Agency execs from a trio of companies -- Interpublic Group of Cos., Omnicom Group and Publicis Groupe -- flocked to Motor City yesterday to be briefed by General Motors marketing leadership about the Cadillac pitch. All told, spending is estimated at around $250 million.
It's a closed process, there is no consultant overseeing it and it will be a fast-moving review, executives familiar with the matter say. Final presentations are expected to take place in May. The key decision makers at Cadillac will include VP-Global Bob Ferguson, Director of Advertising Craig Bierley and VP-Marketing Don Butler .
"It's a good time to kind of evaluate where we are at," James Vurpillat, global marketing director of Cadillac, told Ad Age at the New York International Auto Show. "The next 3 to 5 years are going to be very important from a growth standpoint. A lot of new products being introduced. [We're] growing on a global basis. It just seemed like a good time to take a look at it."
Mr. Vurpillat declined to comment on number of shops contacted or how big the group. But according to executives familiar with the matter, agencies contending for the business include: Omnicom Group's DDB, Chicago; teams from Interpublic Group of Cos. and Publicis Groupe ; and the incumbent, Minneapolis-based Fallon (part of Publicis). Interpublic and Publicis already handle a range of work for GM.
The limited size of the group has disappointed a lot of shops who were hoping to get a piece of the business; after all these years, it seems that car accounts are still the juice on Madison Avenue. Mr. Vurpillat confirmed Cadillac has received plenty of interest from ad agencies panting to join the review: "There's been a lot of email traffic."

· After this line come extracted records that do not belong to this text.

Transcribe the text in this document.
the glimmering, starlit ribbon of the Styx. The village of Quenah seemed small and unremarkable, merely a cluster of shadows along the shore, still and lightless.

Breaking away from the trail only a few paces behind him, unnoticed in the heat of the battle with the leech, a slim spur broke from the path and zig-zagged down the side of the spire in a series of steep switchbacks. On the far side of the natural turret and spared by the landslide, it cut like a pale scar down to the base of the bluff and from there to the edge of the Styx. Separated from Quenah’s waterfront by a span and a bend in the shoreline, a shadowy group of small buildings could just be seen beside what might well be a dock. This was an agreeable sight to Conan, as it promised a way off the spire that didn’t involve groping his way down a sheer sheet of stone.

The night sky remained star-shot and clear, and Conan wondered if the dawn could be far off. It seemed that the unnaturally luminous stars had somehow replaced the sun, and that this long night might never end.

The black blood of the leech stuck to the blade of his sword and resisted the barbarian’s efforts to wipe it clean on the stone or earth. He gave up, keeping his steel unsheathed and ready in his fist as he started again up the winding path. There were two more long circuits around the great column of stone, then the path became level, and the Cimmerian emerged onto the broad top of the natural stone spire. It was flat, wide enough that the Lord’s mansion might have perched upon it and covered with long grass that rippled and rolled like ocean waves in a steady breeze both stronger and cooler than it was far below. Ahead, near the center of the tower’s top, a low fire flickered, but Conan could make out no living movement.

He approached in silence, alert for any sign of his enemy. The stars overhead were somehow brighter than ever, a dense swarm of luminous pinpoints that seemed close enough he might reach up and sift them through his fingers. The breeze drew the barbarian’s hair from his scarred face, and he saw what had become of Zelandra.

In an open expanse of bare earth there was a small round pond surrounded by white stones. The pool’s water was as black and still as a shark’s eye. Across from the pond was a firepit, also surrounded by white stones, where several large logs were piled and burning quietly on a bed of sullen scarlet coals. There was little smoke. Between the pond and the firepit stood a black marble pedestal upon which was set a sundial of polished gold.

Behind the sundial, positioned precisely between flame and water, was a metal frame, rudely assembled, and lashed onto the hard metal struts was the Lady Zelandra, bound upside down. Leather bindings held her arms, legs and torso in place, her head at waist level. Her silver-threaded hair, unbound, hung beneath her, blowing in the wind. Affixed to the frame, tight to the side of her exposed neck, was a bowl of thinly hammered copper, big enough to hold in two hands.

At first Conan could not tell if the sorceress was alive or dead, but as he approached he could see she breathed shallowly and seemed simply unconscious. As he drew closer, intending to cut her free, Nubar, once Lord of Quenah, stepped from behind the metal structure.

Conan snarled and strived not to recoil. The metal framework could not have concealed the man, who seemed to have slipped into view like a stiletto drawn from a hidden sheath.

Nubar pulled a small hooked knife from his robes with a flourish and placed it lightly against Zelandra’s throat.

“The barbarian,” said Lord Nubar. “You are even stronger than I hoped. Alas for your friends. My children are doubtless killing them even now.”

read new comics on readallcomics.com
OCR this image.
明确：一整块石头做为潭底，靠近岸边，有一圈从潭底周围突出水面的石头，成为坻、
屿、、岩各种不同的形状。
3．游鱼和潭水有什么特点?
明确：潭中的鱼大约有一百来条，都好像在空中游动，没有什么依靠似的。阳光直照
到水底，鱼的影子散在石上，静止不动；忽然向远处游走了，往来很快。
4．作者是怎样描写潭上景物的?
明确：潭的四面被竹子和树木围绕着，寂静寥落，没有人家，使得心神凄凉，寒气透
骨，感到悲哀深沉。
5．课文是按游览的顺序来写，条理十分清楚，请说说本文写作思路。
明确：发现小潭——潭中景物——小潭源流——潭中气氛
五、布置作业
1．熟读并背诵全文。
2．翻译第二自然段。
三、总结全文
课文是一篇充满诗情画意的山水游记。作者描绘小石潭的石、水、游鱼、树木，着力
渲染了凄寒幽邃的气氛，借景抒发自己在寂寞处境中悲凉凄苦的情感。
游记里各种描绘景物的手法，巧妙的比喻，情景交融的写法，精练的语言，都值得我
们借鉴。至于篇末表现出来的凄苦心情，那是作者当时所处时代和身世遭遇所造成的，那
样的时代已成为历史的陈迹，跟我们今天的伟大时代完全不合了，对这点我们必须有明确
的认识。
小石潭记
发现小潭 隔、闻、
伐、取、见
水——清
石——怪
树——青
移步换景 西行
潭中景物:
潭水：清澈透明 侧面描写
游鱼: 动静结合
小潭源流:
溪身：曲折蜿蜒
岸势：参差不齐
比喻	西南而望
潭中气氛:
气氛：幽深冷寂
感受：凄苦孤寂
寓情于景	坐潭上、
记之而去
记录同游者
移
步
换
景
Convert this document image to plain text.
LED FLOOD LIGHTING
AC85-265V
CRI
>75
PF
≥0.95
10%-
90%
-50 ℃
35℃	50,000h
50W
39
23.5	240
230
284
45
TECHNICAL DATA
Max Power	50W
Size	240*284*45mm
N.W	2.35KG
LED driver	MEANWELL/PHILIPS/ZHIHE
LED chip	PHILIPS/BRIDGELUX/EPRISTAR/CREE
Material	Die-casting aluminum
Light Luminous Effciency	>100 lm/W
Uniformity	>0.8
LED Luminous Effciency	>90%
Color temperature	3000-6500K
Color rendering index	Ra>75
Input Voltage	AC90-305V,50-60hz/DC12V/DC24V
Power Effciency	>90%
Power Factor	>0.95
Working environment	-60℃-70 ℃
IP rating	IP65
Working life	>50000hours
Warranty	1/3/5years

As recently as late January GM told Ad Age it was happy with Fallon and wasn't planning a change. But the fast-moving review was announced earlier this month, days after news out of Detroit signaled GM would be handing the bulk of its Cadillac ad business to Campbell-Ewald, and tapping McCann to help on Cadillac work in global markets. GM days later announced that it would conduct an official pitch process.